Federal workers and their unions have been dealt a major setback in their fight to restrict the right of government agencies to contract out work to the private sector.
Acting in a case that has been in the legal pipeline since 1967, the Supreme Court yesterday refused to hear a challenge to the power of the Space Agency (NASA) to enter into support service contracts, such as telephone communications, custodial workers and private guards.
Although limited to NASA and its 11-year fight with the American Federation of Government Employees, the case (Lodge 1858 AFGE vs. NASA) it has broad implications for the rest of the federal service. This is particularly true since President Carter has ordered cuts in federal employment while Congress has increased the workloads of many agencies.

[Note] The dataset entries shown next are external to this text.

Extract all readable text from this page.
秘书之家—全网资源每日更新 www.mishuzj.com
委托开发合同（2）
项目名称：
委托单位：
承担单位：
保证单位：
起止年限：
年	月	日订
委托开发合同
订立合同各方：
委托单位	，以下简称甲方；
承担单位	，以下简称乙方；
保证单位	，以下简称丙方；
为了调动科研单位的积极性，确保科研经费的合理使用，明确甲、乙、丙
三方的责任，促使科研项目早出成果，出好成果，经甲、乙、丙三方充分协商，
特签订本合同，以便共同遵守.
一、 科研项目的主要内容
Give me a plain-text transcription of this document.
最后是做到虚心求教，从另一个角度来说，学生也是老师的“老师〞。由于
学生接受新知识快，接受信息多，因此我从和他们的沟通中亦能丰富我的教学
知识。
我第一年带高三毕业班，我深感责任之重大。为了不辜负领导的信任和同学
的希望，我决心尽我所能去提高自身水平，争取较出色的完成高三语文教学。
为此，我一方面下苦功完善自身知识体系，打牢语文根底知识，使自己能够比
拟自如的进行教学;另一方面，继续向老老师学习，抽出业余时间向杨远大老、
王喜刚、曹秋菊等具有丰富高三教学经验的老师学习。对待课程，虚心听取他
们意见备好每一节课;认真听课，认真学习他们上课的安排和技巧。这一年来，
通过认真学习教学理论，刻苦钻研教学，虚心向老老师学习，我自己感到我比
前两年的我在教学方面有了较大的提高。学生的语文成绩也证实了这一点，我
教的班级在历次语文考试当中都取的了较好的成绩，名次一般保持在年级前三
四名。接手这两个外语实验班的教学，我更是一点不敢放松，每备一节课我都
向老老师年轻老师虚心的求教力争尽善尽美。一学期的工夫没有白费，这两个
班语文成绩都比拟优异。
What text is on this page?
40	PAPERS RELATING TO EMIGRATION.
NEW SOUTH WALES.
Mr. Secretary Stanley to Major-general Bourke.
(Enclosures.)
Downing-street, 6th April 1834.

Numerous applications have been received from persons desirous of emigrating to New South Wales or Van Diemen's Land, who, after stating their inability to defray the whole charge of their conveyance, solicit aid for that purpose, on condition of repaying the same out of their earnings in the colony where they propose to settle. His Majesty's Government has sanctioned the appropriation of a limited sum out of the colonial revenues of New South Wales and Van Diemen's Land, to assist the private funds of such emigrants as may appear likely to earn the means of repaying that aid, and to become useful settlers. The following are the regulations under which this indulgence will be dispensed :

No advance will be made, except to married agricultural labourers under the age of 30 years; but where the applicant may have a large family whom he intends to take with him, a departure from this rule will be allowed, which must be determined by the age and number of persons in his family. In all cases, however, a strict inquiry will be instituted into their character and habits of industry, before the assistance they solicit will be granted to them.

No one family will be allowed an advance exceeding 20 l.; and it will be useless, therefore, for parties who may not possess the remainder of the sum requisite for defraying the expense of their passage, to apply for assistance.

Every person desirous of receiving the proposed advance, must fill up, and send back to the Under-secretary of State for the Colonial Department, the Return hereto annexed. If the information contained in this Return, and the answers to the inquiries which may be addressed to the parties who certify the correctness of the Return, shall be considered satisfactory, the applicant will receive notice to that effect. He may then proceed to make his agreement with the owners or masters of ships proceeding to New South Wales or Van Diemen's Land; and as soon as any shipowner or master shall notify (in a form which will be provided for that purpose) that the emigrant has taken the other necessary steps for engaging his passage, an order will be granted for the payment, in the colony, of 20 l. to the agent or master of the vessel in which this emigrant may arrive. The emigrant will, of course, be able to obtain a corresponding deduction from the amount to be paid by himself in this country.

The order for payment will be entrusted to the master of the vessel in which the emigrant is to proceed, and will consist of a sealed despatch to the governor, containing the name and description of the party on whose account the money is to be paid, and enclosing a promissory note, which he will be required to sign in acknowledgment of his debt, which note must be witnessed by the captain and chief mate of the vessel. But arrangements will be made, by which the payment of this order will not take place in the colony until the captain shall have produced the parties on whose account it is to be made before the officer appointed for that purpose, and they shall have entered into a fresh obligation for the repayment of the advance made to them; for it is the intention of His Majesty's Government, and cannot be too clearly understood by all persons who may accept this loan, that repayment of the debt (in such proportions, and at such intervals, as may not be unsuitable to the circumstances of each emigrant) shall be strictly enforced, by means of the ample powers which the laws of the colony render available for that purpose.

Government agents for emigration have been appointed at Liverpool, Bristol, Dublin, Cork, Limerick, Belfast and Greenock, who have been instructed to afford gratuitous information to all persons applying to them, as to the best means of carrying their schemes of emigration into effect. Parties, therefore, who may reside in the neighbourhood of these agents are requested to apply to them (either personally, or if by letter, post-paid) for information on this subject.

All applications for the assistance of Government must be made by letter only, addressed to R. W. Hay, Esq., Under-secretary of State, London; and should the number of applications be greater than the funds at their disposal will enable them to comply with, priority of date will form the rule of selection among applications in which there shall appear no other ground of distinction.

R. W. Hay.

The union challenged a NASA reduction-in-force (RIF) in which a group of federal workers were fired, while contract employes were retained for duty at the Marshall Space Center in Alabama. Federal unions and veterans groups have long contended that the government cannot turn over jobs normally done by civil servants to private contractors.
Government officials have argued that agencies have open-end authority (limited only by funds and congressional approval) to contract out for services, as long as an employer-employe relationship between government and the contractor is avoided.
The issue of contract employes is vital to every federal worker, and to private business. Nobody knows how much money the government pays private contractors for all services. One estimate used by government puts the price tag at around $80 billion. It has been estimated that support personnel supplied government by private industry account for between $6 billion and $10 billion each year.
Federal employe unions argue that most work by government agencies is performed better, and at less cost, in-house. They say having federal workers do the jobs gives government greater control.
Private industry groups make much the same argument, contending they can work cheaper and more efficiently in many areas than federal workers, and that contracts can be terminated when the job is finished.
The Supreme Court's refusal to hear the case gives NASA a clean bill of health on its earlier contracts and actions. In the opinion of some experts it will make it much more attractive for federal agencies in the future to contract out work to avoid expanding their own staffs during the period of President Carter's partial hiring freeze in government.